One must remember that some rise in temperature is expected in any event, since the cumulative concentration of gases already in the atmosphere will continue for many years, impacting the warming process.

The Meteorological Service compared these forecasts with a baseline of average temperatures in Israel between 1988 and 2017. These were obtained from 24 stations across the country.

Based on this analysis, the conclusion is that in a worst-case scenario, Israel will get warmer by four degrees by the end of the century, with half of that occurring by mid-century, with a less severe scenario suggesting up to two degrees of warming. When changes are examined only for the summer months, estimates are that average temperatures may rise by as much as six degrees in the more severe scenario and by three degrees in the more moderate one. 

In comparison, another study published last year by researchers from Tel Aviv University, headed by Prof. Pinhas Alpert, suggested that temperatures in Israel would rise by 2.5 degrees by the end of the century. That analysis, published in the Journal of Ecology and Environment, was based on eight climate models used around the world and on the two scenarios also referred to by the Meteorological Service.

Based on previous studies by the Service, average temperatures in Israel rose by 1.4 degrees between 1950 and 2017, with most of this increase occurring over the last thirty years. This period also saw a rise in the frequency of hot days and nights and a decrease in the frequency of cold ones. This trend is expected to continue in the future, increasing the heat stress Israelis will have to contend with. 

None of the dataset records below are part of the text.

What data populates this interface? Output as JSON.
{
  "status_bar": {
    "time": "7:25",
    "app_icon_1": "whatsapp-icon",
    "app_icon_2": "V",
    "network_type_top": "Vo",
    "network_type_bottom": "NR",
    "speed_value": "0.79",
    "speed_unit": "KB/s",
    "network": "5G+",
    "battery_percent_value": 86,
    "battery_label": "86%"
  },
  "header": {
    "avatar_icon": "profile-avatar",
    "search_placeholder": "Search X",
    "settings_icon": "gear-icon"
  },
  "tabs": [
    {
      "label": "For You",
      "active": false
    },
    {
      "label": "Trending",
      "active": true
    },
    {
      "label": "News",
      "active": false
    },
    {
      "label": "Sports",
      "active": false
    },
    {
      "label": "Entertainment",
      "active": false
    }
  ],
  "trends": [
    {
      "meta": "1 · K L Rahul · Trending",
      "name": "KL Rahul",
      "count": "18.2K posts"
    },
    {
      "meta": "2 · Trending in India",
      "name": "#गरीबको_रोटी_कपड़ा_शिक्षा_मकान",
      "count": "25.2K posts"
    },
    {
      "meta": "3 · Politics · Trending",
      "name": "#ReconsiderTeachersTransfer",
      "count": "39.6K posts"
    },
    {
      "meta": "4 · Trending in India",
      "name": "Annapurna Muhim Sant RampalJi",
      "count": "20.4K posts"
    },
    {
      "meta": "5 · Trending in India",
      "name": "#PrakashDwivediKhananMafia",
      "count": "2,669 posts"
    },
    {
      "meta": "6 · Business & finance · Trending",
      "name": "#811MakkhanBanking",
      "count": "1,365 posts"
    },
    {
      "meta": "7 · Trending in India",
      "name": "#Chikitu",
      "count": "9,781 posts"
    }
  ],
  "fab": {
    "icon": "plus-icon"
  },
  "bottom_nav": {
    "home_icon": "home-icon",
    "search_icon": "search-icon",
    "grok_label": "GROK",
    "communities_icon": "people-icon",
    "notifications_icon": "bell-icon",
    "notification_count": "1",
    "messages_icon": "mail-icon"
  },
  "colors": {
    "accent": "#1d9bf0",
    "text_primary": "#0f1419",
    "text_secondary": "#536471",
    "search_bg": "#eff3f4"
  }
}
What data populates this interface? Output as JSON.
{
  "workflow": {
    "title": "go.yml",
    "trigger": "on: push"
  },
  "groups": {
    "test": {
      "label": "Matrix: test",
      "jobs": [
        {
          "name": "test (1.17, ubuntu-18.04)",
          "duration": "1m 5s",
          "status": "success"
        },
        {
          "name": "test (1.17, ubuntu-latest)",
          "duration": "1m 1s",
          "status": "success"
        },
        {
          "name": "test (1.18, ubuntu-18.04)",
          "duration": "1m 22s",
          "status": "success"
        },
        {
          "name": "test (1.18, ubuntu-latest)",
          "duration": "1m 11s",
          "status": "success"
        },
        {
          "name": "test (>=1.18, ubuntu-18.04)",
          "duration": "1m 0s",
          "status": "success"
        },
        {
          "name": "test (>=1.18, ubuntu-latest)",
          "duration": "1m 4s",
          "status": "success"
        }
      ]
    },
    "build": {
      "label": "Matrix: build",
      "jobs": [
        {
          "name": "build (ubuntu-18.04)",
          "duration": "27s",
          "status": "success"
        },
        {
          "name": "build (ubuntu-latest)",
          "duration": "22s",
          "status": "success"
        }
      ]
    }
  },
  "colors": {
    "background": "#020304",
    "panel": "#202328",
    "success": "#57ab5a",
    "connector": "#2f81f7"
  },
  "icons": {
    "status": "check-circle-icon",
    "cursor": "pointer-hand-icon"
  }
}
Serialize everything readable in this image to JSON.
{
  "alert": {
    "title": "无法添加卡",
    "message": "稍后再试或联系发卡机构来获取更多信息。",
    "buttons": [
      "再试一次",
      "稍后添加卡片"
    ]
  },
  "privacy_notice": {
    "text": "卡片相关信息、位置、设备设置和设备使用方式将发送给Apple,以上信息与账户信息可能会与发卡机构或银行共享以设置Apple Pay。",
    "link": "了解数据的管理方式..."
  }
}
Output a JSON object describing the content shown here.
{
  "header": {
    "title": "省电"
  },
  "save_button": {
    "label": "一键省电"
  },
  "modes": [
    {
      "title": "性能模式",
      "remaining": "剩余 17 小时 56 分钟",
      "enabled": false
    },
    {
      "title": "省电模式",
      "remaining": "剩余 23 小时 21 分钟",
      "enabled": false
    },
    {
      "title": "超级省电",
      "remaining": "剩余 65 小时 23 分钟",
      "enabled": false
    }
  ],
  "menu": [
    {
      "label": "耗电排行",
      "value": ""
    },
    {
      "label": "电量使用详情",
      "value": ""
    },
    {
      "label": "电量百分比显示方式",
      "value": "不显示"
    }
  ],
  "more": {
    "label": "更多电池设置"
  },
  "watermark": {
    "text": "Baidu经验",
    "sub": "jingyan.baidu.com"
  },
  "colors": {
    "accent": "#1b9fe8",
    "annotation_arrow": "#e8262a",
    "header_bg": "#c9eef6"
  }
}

Another study by the service that was published a few weeks earlier looked at the frequency of extreme heat events occurring not in the summer (not between July and September). Such an event is defined as four consecutive days in which the daily high is not less than 33 degrees. The study looked at what can be expected between 2020 and 2099, using 15 different models. It also referred to the two scenarios envisaged by the international team.

The conclusion was that such heat waves which until now occurred twice a decade would now occur once a year, using the less severe scenario. The harsher scenario has this occurring twice a year, increasing to six or seven days on average.

In recent weeks, several steps have been taken in Israel with the aim of improving ways to contend with and prepare for the climate crisis. The Energy Ministry announced a plan to increase the use of renewable energy for the generation of electricity, so that 30 percent of electricity generated will depend on renewable energy sources by the end of the decade. According to environmental groups this is too low a bar, and 40 percent is definitely achievable. 

The Tel Aviv-Jaffa municipality has presented a plan for preparing with the climate crisis. The Energy Ministry has adopted the conclusions of a comprehensive study prepared by the OECD regarding Israel’s preparedness for such a crisis. This includes recommendations regarding housing, transportation and energy production, which will assist Israel in reducing the emission of greenhouse gases.